PAY ATTENTION; SMALL INVESTMENT FEES REALLY ADD UP
Investing is defined as purchasing an item or an asset with the hope that it will either appreciate in the future or generate income. There are many kinds of investments but stocks, bonds and real estate are by far the most common. Almost every kind of financial product you buy is a derivative of one or more of these three basic investments.
When someone sells you a mutual fund, annuity, ETF or other investment the vast majority of the time it contains or is backed by stocks, bonds or real estate. These are called asset classes. In the financial sense the income or appreciation from these asset classes is the return you get from that investment.
From year to year the return of each of these asset classes can vary and the return of each of the asset class will differ from each other. For example, everyone knows stocks are volatile. But the long term returns are stable and can be use to predict what the returns will be in the future.
The return of all stocks as a group over a long period of time has been in the 9 to 10% range, bonds have returned 4 to 5% over the long term. Real estate returns are much more difficult to determine because of the different kinds of real estate. In my opinion, real estate is in the same return range to a little higher than stocks.

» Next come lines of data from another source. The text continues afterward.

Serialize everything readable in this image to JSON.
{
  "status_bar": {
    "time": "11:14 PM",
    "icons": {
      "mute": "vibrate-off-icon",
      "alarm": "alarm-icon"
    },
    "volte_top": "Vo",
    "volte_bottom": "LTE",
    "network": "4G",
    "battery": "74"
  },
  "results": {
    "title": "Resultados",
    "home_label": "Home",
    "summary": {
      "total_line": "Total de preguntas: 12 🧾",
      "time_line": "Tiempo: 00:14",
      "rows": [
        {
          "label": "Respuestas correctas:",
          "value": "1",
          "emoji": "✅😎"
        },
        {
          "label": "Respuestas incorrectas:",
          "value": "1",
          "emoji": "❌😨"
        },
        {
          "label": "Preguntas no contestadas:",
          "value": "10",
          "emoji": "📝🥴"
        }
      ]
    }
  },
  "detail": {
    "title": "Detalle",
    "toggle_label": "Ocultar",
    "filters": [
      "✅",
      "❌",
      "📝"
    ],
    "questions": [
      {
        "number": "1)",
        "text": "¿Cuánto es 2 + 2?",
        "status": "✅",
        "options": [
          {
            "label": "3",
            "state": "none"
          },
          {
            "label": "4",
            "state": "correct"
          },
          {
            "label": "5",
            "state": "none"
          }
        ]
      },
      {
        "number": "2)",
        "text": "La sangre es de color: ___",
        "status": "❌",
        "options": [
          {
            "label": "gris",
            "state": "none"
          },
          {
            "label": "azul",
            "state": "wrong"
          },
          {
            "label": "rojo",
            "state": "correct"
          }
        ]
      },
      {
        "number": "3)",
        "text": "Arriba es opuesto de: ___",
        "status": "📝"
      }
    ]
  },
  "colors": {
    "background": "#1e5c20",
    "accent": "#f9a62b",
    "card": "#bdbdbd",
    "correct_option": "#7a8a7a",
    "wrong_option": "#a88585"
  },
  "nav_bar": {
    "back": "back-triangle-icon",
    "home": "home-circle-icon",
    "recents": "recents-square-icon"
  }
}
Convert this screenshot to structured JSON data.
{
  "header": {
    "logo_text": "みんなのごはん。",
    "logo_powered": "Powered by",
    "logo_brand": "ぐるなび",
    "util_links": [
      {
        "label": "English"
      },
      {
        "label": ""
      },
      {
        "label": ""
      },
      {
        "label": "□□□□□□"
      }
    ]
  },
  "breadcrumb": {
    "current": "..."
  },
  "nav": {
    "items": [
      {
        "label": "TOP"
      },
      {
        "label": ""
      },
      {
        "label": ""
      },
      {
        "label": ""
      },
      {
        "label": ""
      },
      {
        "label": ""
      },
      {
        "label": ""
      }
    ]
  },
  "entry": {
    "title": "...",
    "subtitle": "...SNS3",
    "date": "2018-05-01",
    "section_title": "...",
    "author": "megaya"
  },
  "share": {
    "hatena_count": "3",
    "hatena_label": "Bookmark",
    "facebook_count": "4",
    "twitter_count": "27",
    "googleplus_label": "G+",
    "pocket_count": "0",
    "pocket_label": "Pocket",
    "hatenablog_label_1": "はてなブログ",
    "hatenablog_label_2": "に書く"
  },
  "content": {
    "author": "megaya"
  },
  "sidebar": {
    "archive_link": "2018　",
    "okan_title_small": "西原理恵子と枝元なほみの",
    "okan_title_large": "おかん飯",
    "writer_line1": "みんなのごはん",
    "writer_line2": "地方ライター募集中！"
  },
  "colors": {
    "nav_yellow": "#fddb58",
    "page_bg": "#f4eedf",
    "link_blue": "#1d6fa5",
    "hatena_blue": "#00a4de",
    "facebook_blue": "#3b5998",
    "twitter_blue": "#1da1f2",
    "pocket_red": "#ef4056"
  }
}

I went through all of this to give you an idea of the basic returns you can expect. But these returns do not represent your final investment return. When you invest you have two major expenses, taxes and investment costs . Taxes can be managed but almost no one pays any attention to their investment fees.
It is not unusual for investors to pay from 1 to 2.5% per yearin investment costs. Given the long term returns above that's a major cost. Let's say you have $500,000 invested, 2% of that is $10,000 per year. The sad part is that these costs are mostly hidden from investors. They are taken out of your investment before you get your investment statement so you never see them. If that $500,000 investment didn't change in value that's 20% or $100,000 of your investment over ten years that goes to investment fees.
Again, this is not unusual. I see it all the time and in almost 100% of the cases the investor has no idea how much they are paying. Investors who are normally very frugal pay these high fees mostly because they don't know how high they are. If you had to write a check to your broker for $10,000 every year would you do it? Money is money whether it is secretly taken out of your investment account or you write a check.
The reasons investors pay these fees are twofold. First, when fees are quoted as a percentage, 1 or 2% doesn't seem like much money at all. Second, brokers justify the fees by first selling you on the product. After you are sold the fees don't matter to you or they are just not mentioned in a meaningful way.
Many investors have mutual funds. Some have up front commissions you must pay, but all of them have an expense ratio. The expenses ratio is the annual fee which is the cost of owning the fund. Most mutual funds sold by brokers have yearly expenses in the 1 to 2.5% range. Again you don't see this fee, but you still pay it. If you don't pay an upfront commission the broker's compensation is paid by increased yearly expense fees.
Variable annuities have all of the same fees as mutual fund except they are called "sub account fees". In addition there are insurance and mortality expenses that can bring the total expenses of some variable annuities to 3 to 4%. Most are above 2%. In addition there are steep back end fees 2if you cash in the annuity. These fees may be in effect for up to 8 to 12 years. Annuities are some of the most lucrative products brokers sell. It's not unusual for the sales commission to be 6 to 8% on these products.
The newest product in high cost investment arena is the "managed account" or the "wrap account". They are both similar in that your "financial advisor" will recommend a program where their brokerage firm or someone they contract with will manage your money for you. Most of these "programs" use mutual funds. The "managed account" adds another layer of fees on top of the mutual fund fees, usually 1 to 2% more. So the total cost of having your assets managed could easily be 2.5 to 3%.
So back to the beginning, if you are hypothetically earning a 4 to 10% average return per year and paying 2% in fees, that comes out to anywhere from 20 to 50% your annual long term return that goes to your broker and others to pay for the cost of investing. This comes right out of your pocket. Small fees add up to very large numbers when you compound them over many years. Over time these fees will have a huge impact on your account balances and ultimately the amount you will need to save.